Battle bad breath in time for Valentine’s Day
Bad breath at any time of the year is a problem, but on the 14 February it could spell a Valentine’s Day disaster. So to help you on your way to a healthy, happy mouth and fresh breath, here are some of the causes and, most importantly, solutions for bad breath.
Bad breath cause #1: Dehydration
Dehydration is quite often the culprit of bad breath. When we’re dehydrated we produce less saliva, so our mouths become less effective at washing away food particles and bacteria. The bacteria are then left to feast on left over morsels of food, which cause them to release the unpleasant gases that create bad breath. The same thing happens during the night, when your saliva production slows down, resulting in ‘morning breath’.

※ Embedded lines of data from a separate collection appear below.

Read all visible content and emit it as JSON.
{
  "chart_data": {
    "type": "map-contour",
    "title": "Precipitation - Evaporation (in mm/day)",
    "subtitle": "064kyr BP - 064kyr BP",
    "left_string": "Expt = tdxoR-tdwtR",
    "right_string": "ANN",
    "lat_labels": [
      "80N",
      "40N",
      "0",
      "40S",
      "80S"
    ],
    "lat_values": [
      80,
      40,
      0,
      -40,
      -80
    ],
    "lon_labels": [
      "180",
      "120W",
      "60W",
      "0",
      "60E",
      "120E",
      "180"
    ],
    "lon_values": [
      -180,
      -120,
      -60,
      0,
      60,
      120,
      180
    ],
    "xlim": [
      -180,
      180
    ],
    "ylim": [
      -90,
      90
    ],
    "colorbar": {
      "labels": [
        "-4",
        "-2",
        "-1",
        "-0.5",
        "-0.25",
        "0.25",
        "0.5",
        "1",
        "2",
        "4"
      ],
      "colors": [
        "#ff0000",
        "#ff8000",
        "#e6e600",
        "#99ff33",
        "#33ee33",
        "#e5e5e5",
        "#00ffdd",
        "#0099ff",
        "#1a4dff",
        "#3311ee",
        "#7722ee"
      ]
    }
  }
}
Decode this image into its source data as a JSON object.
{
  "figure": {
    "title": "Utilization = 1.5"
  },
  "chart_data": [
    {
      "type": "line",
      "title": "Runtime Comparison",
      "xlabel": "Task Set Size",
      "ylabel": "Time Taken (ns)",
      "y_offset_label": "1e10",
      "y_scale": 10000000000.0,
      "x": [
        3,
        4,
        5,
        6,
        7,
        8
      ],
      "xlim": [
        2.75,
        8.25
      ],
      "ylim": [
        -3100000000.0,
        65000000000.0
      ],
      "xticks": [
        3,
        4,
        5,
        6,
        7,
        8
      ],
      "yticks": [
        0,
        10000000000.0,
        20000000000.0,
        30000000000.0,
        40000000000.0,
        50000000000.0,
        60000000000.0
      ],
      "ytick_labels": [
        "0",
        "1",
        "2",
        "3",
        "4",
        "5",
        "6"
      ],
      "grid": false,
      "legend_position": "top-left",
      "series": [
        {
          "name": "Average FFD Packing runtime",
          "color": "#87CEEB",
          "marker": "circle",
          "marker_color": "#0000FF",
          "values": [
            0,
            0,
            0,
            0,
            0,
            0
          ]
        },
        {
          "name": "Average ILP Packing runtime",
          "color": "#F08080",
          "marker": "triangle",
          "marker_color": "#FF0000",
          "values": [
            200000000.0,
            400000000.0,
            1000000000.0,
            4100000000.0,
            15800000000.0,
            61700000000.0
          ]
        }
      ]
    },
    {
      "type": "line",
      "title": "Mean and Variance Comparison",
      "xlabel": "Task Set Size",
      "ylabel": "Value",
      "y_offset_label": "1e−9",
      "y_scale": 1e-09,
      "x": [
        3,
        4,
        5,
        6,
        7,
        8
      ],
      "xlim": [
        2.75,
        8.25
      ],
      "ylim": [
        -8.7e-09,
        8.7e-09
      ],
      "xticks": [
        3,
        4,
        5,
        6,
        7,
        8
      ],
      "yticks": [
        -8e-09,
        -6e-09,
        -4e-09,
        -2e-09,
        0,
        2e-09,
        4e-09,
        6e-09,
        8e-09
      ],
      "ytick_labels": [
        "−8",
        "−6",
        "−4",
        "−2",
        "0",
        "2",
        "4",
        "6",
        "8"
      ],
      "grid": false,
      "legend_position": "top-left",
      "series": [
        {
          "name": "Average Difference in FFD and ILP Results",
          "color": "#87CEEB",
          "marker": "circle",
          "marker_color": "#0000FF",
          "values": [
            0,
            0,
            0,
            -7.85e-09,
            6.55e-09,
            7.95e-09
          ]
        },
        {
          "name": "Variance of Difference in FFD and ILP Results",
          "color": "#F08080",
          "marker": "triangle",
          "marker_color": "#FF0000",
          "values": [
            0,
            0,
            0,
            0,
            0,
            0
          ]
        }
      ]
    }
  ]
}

Stay hydrated! Drink lots of water and avoid dehydrating drinks such as coffee and alcohol. Chewing sugarless gum can also help to stimulate saliva if you want to be extra sure that your breath is date-ready.
Bad breath cause #2: Poor oral hygiene
Another common cause of bad breath is poor oral hygiene. Again bacteria are to blame and if you’re not brushing your teeth and gums regularly or thoroughly enough it will thrive. And it’s not just halitosis that you should be worrying about if your oral hygiene isn’t up to scratch; you’ll also be at risk of decay and gum disease. Not great considering a Match.com survey showed that women pay the most attention to a man’s smile when sizing up their date.
Brush your teeth twice a day, floss daily – and don’t forget to clean your tongue. You can also keep your oral hygiene in peak condition by attending regular dental health checks and hygienist appointments.
Bad breath cause #3: Skipping meals
While certain foods are often blamed for bad breath, skipping meals can be just as bad. This is thanks to a process called ketosis which creates a byproduct called acetone. If this sounds familiar it might be because it’s the main ingredient of nail varnish remover, and unsurprisingly this is what it can smell like on your breath. A high-protein low-carbohydrate diet can also have the same effect.
Enjoy regular meals and a balanced diet. The Atkins diet and dating are definitely not a match made in heaven.
Bad breath cause #4: Your diet
We couldn’t talk about bad breath without mentioning garlic and onions. Both of these foods contain sulphuric compounds, which are absorbed by your blood and then excreted through your pores AND your breath. So even if you defiantly brush your teeth, your breath could still continue to smell less than fresh. A high-sugar diet can also exacerbate halitosis by feeding the bacteria in your mouth.
Cut down on sugar, and perhaps give garlic and onion a miss in the run up to date night.
Bad breath cause #5: Smoking
The smell of stale smoke on someone’s breath does not make for a romantic evening. More importantly, smoking can also stain your teeth and increase your risk of oral cancer.
Stop smoking = better oral hygiene and more money to spend on your Valentine!
Bad breath cause #6: An infection or disease
There are a number of infections and diseases, such as tonsillitis and sinus infections that can also result in unpleasant breath. Some medications can also make the problem worse by causing a dry mouth, which as we know creates a build up of bacteria and unpleasant gases.
If you are suffering from persistently bad breath with no other symptoms, make an appointment to see your dentist. If you have other symptoms or the cause isn’t related to your dental health you should seek advice from your GP.
We hope you’ve found this information helpful. Just remember, it’s not good enough to simply mask your breath with mouth wash or chewing gum. Find out the cause and nip it in the bud so halitosis doesn’t hamper your plans for 14 February.